Researchers Warn of Telegram App Exposing Users’ IP Addresses to Contacts
A cyber security researcher has shown that it is very easy to access the IP address of any account on the encrypted messaging app Telegram using a simple tool. Denis Simonov, also known as n0a, recently highlighted the problem and wrote a simple tool to exploit it.
TechCrunch confirmed its discovery by adding him to the contacts of a newly created Telegram account.

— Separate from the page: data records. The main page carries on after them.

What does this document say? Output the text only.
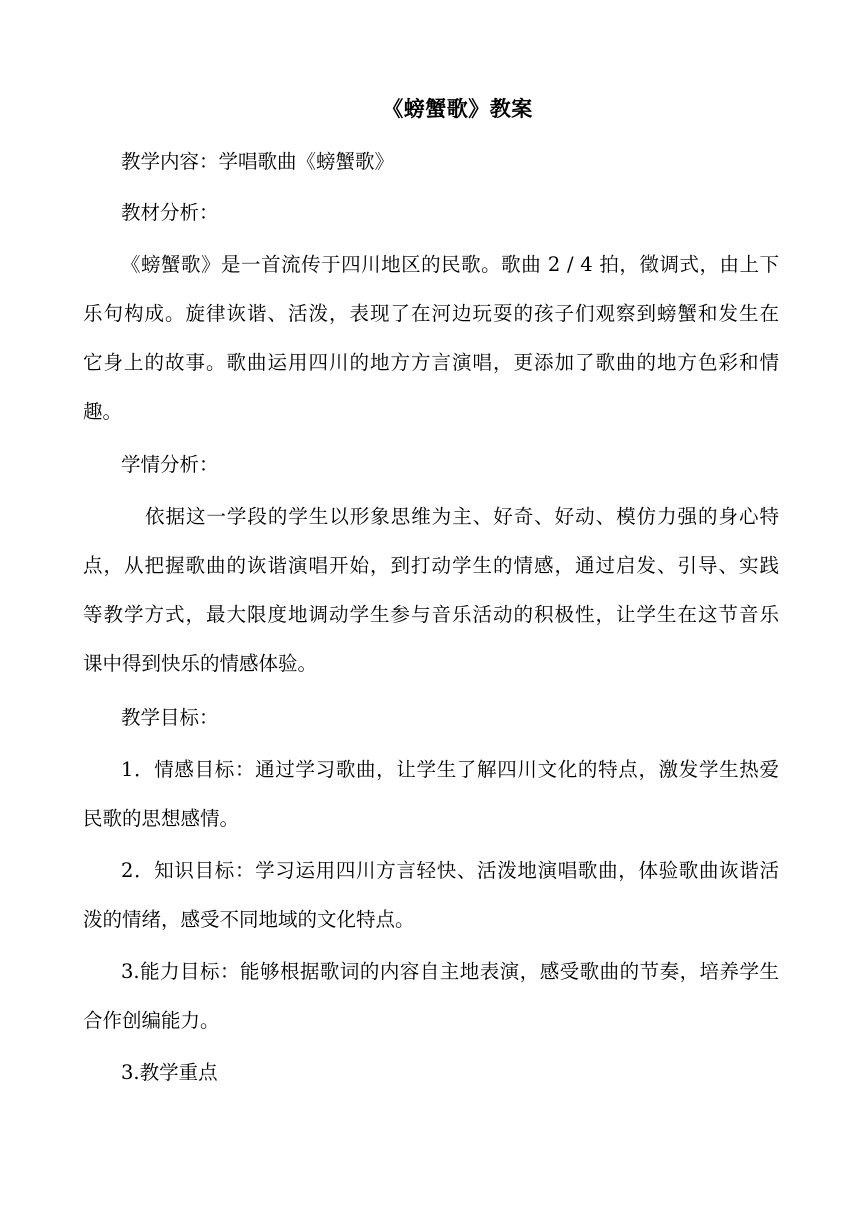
《螃蟹歌》教案
教学内容：学唱歌曲《螃蟹歌》
教材分析：
《螃蟹歌》是一首流传于四川地区的民歌。歌曲 2 / 4 拍，徵调式，由上下
乐句构成。旋律诙谐、活泼，表现了在河边玩耍的孩子们观察到螃蟹和发生在
它身上的故事。歌曲运用四川的地方方言演唱，更添加了歌曲的地方色彩和情
趣。
学情分析：
依据这一学段的学生以形象思维为主、好奇、好动、模仿力强的身心特
点，从把握歌曲的诙谐演唱开始，到打动学生的情感，通过启发、引导、实践
等教学方式，最大限度地调动学生参与音乐活动的积极性，让学生在这节音乐
课中得到快乐的情感体验。
教学目标：
1．情感目标：通过学习歌曲，让学生了解四川文化的特点，激发学生热爱
民歌的思想感情。
2．知识目标：学习运用四川方言轻快、活泼地演唱歌曲，体验歌曲诙谐活
泼的情绪，感受不同地域的文化特点。
3.能力目标：能够根据歌词的内容自主地表演，感受歌曲的节奏，培养学生
合作创编能力。
3.教学重点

Simonov then called the account and soon revealed the IP address of the computer where the experiment was being conducted.
Telegram has allegedly been leaking the IP address of people in your contacts during voice calls for years. This time, “an unprepared person can easily reveal his IP address to his interlocutor if he does not know about them,” Simonov said in the report.
Telegram, which has more than 700 million users, uses a peer-to-peer connection between callers “to improve quality and reduce latency,” a Telegram spokesperson said in a statement.
“The downside here is that it requires both parties to know the IP address of the other (since it’s a direct connection). Unlike other messengers, calls from people who aren’t in your contact list are routed through Telegram’s servers to obfuscate it,” the spokesperson added .
Simonov wrote in the message that recently he faced the task of determining the IP address of his interlocutor in the Telegram messenger. “For this purpose, I used the network traffic analysis tool Wireshark, where I detected STUN protocol traffic,” he mentioned.
STUN (Session Traversal Utilities for NAT) is a standardized protocol designed to help devices behind Network Address Translation (NAT) determine their external IP address and the type of NAT to use on the gateway.
“After spending some time, I decided to automate the process of getting an IP address in Telegram using the console version of Wireshark – tshark,” the researcher added.
To avoid leaking your IP address, you need to go to Telegram Settings, Privacy & Security, Calls and select “Never” from the Peer-to-Peer menu.